Last season was a strange one for Hemsky though. With the Oilers he was a .47 points per game player in all situations. With the Senators he jumped back up to .85 points per game despite playing less minutes per game in Ottawa then he did in Edmonton.
Sam Gagner and Boyd Gordon were Hemsky's two most frequent linemates in Edmonton. To put this nicely Hemsky was the station wagon from Vacation. Gagner and Gordon were collectively Aunt Edna's dog if Aunt Edna's dog were a battleship anchor. These are the Corsi %'s of the two with Hemsky, without Hemsky, and Hemsky without them.
Gordon and Gagner both played against decently tough competition. Gagner had a fair amount of offensive zone starts, but Gordon was at 20%. Hemsky had no business playing with Gordon if the Oilers expected offense. Oddly enough Hemsky only had four points playing with Gordon. Hemsky also only had 4 points playing with Gagner.
Spezza and Hemsky had about 200 minutes together, the same total Hemsky had with both Gagner and Gordon. Together they were a 53% Corsi duo. They played in roughly the same conditions Gagner played in, but they were significantly more effective. Now they man the Stars second line with a to be determined linemate.
So, goals. All of them.
Where Hemsky fits on the powerplay is another consideration. The departed Alex Chiasson was third among Stars forwards in PP TOI/G. The recently departed Ray Whitney was fourth in PP TOI/G among forwards. Erik Cole was 5th. We can reasonably expect Jason Spezza to be up there. Hemsky should be too. What about Valeri Nichushkin though? Or potential rookies Brett Ritchie and Curtis McKenzie? Hemsky should settle in on the second unit, but the point is the Stars have options.
Oddly enough Hemsky has been pretty bad on the PP in his career. Below are the shots/60 with Hemsky on the ice and the rank amongst his forward teammates.
It will be interesting to see how they handle this. Nichushkin was pretty bad in his first year too. The Stars routinely ran with Chiasson parked in front of the net creating a screen. That option isn't going to exist next year. It could open an opportunity for big bodies like Ritchie or McKenzie which would limit the powerplay minutes for someone like Hemsky.
Hemsky's powerplay ice time has gradually been decreasing over the past six years. Given the contract the Stars just extended Hemsky it seems likely that his powerplay time should go back up, but the recent trend is unmistakable.
The complete lack of offense generated with him on the ice with the extra man is probably the logic behind the declining minutes combined with the fact that the Oilers have consistently added young forward talent. For years the Oilers stagnant powerplay went through Hemsky. In Ottawa it clearly didn't, but he fell off a cliff. The Stars will need to figure out a way to get something out of Hemsky on the powerplay to get the most out of the deal.
Fortunately the Stars poweplay was significantly better at generating shots last year than either Edmonton or Ottawa.
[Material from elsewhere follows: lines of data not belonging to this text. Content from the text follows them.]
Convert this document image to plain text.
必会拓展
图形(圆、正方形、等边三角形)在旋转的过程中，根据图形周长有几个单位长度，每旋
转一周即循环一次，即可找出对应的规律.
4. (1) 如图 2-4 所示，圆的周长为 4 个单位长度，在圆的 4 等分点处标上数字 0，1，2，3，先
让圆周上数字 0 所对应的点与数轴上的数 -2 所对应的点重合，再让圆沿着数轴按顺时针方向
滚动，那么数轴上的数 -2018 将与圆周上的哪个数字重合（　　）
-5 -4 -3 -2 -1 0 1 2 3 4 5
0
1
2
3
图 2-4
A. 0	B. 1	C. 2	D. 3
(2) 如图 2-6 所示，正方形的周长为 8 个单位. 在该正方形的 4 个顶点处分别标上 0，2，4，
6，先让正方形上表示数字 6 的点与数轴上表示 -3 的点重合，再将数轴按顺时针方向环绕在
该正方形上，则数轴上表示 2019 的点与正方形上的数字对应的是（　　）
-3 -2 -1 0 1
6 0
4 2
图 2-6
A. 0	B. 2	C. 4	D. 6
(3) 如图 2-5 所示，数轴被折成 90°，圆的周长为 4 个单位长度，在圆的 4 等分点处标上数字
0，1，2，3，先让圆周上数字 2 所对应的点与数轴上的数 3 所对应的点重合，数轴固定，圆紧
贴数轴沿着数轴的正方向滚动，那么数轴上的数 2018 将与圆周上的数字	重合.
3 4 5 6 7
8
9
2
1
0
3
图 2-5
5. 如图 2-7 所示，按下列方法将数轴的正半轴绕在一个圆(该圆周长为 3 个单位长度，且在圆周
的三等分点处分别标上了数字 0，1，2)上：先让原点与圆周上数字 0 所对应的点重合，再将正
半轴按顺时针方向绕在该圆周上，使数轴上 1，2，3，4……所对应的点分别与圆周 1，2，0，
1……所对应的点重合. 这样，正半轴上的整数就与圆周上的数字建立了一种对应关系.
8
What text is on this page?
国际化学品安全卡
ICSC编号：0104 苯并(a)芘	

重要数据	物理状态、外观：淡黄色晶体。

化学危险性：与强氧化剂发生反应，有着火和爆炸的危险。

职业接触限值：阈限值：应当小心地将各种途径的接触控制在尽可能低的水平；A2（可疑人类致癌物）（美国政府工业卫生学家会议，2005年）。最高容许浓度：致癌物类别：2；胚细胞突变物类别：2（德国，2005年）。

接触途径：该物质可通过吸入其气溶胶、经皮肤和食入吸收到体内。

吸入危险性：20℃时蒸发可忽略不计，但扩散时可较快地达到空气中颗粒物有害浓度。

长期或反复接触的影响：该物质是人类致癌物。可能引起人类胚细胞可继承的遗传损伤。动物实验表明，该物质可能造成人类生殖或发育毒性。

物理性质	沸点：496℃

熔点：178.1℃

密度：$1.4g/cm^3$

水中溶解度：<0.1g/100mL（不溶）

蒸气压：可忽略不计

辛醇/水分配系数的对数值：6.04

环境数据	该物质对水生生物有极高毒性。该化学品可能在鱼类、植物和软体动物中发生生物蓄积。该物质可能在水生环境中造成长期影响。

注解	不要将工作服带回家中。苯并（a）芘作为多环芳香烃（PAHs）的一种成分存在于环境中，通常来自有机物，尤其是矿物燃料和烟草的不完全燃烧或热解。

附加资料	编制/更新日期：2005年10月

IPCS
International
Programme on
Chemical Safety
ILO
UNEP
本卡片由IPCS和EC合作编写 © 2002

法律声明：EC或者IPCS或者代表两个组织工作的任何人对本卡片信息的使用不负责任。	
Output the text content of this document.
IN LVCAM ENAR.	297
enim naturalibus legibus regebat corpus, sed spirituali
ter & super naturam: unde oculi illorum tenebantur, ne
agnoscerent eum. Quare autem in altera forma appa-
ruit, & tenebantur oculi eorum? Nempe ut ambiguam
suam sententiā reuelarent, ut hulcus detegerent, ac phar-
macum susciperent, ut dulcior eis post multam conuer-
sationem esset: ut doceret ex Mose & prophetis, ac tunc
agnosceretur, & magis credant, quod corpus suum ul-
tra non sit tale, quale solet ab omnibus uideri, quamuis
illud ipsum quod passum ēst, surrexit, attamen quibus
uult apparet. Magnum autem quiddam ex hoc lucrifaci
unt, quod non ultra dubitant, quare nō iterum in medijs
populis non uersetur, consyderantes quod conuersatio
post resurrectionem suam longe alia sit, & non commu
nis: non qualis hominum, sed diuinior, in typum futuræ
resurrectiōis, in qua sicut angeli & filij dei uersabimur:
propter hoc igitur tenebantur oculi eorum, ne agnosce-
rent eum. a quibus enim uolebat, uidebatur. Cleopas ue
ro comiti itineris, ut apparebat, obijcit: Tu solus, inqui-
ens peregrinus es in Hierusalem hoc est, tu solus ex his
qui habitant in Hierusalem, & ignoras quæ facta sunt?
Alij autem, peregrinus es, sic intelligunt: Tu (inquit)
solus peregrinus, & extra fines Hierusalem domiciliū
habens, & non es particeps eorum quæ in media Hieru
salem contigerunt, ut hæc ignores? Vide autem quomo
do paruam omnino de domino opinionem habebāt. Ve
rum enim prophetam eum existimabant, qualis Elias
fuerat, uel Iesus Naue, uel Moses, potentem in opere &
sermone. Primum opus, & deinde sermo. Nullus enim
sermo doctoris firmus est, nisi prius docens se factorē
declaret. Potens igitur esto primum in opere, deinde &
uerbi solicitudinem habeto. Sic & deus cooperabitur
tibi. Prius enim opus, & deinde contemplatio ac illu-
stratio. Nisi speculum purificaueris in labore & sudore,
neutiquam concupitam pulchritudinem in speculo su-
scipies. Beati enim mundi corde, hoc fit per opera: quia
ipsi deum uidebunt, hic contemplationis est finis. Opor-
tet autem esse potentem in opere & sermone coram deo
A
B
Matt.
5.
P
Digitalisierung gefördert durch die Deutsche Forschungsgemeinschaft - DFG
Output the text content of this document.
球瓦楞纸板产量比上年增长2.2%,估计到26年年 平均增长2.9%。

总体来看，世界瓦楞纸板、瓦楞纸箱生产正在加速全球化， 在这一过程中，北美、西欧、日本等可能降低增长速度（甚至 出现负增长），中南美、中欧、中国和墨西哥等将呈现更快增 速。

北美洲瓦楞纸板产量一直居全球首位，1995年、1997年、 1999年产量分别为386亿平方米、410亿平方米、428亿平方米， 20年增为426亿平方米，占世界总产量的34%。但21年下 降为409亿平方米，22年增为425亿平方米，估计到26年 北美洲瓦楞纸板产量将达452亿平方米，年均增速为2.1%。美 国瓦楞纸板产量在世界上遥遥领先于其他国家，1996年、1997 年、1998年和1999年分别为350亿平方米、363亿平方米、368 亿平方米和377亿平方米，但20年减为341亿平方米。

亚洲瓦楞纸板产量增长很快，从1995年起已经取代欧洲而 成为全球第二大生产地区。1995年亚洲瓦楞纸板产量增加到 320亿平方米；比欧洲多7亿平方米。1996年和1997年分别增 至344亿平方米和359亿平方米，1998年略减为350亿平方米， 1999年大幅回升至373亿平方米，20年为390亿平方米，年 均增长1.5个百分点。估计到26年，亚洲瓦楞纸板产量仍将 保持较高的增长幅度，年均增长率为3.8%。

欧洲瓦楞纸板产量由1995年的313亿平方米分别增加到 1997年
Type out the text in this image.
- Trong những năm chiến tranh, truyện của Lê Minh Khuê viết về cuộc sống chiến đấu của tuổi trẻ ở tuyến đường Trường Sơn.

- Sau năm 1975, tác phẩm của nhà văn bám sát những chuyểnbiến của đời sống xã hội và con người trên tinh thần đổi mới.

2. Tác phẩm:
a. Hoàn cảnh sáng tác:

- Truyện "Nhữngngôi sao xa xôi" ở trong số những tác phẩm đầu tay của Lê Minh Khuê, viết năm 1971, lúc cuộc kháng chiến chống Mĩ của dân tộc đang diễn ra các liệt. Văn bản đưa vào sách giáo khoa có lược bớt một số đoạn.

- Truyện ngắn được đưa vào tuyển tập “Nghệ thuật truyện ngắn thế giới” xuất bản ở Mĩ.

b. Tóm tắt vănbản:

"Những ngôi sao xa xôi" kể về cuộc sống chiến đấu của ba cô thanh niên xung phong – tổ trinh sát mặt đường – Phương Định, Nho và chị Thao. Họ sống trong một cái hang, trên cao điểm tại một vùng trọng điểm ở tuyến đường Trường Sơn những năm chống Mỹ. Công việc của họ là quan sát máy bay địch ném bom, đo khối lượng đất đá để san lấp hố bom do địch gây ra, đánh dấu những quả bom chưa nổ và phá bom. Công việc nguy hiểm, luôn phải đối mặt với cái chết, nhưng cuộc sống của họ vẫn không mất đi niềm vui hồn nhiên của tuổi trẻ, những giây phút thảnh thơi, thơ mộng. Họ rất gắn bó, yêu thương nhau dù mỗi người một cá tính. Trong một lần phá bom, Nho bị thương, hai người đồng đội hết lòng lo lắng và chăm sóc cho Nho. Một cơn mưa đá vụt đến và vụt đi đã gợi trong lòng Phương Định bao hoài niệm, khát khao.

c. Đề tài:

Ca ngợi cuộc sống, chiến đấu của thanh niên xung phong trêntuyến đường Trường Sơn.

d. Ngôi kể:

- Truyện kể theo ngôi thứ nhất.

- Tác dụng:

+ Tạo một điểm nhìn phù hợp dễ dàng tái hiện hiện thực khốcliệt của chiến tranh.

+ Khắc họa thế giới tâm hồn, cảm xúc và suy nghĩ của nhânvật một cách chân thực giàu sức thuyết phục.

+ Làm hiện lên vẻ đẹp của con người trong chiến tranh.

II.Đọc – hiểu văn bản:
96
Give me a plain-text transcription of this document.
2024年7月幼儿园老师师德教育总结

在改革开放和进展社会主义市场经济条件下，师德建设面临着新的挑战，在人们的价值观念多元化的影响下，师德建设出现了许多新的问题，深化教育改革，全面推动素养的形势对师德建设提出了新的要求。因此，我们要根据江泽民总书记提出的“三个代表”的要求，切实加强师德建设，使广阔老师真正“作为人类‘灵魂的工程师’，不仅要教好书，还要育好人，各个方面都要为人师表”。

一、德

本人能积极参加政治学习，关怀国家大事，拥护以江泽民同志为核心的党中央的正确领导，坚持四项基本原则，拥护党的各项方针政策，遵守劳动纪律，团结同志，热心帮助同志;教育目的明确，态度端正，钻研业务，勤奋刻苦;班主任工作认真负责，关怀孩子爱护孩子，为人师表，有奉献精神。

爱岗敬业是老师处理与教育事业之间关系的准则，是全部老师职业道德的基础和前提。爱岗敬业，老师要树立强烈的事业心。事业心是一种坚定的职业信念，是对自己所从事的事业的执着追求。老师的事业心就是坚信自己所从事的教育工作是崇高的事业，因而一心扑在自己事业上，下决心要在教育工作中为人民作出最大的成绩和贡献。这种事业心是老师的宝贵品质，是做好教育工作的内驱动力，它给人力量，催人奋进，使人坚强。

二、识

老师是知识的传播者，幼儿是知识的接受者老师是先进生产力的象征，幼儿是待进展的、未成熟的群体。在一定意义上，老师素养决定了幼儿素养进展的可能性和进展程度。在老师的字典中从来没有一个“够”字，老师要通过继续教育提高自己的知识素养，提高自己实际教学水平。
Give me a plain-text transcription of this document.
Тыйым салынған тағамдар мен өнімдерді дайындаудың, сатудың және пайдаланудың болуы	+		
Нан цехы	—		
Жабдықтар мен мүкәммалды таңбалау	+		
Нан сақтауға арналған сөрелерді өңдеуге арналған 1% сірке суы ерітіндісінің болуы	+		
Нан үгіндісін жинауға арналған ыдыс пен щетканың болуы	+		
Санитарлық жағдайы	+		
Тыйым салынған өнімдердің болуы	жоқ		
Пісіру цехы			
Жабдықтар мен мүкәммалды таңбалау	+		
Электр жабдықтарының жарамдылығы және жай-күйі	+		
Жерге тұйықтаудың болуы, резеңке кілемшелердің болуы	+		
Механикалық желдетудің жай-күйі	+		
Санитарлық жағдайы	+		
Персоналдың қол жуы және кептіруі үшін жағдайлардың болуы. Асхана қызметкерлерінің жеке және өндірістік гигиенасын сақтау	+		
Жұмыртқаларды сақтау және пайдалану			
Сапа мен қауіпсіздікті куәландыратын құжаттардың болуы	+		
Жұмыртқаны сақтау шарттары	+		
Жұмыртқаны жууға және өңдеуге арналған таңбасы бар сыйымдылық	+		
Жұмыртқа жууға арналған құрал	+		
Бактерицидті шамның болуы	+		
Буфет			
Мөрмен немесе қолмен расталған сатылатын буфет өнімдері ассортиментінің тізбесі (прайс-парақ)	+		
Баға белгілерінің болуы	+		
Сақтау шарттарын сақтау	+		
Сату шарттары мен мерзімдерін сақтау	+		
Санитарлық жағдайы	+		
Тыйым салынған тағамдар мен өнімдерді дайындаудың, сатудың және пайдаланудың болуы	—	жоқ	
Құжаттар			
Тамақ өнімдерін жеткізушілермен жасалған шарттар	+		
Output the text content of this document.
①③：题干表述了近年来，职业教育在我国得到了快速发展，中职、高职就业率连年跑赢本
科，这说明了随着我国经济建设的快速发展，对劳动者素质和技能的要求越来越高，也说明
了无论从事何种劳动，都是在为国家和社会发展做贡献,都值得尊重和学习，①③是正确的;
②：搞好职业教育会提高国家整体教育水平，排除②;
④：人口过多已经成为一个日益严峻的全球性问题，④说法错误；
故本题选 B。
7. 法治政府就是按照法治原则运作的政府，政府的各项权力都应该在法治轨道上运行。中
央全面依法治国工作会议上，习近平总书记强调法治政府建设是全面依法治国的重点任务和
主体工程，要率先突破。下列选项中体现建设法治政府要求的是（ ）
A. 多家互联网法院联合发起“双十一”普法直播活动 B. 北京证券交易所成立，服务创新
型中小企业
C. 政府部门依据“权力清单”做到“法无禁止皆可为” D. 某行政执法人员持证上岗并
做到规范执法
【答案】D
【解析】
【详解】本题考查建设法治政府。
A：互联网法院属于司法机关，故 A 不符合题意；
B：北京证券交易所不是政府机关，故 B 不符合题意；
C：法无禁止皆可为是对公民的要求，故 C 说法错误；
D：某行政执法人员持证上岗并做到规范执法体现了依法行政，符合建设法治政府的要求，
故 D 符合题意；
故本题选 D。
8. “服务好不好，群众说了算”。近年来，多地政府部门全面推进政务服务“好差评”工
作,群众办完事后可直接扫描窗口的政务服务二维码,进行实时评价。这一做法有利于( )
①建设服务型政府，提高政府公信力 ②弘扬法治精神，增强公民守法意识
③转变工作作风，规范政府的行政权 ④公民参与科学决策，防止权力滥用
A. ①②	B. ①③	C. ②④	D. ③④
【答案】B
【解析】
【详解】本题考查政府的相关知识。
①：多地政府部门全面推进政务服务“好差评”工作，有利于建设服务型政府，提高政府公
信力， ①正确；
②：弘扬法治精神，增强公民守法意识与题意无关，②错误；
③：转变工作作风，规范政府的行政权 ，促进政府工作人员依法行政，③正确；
Adding Spezza can't hurt the Stars power play. Maybe a new scheme can get something more out of Hemsky.
Even if the Stars get little out of Hemsky on the powerplay his deal should be a bargain. He was an elite player when playing with Spezza in a limited sample, and earlier in his career he was definitely a stud. If he can maintain anything close to the level of production he had with Ottawa or even find a little more offense on the powerplay the Stars are going to make some serious noise in the Western Conference in 2015.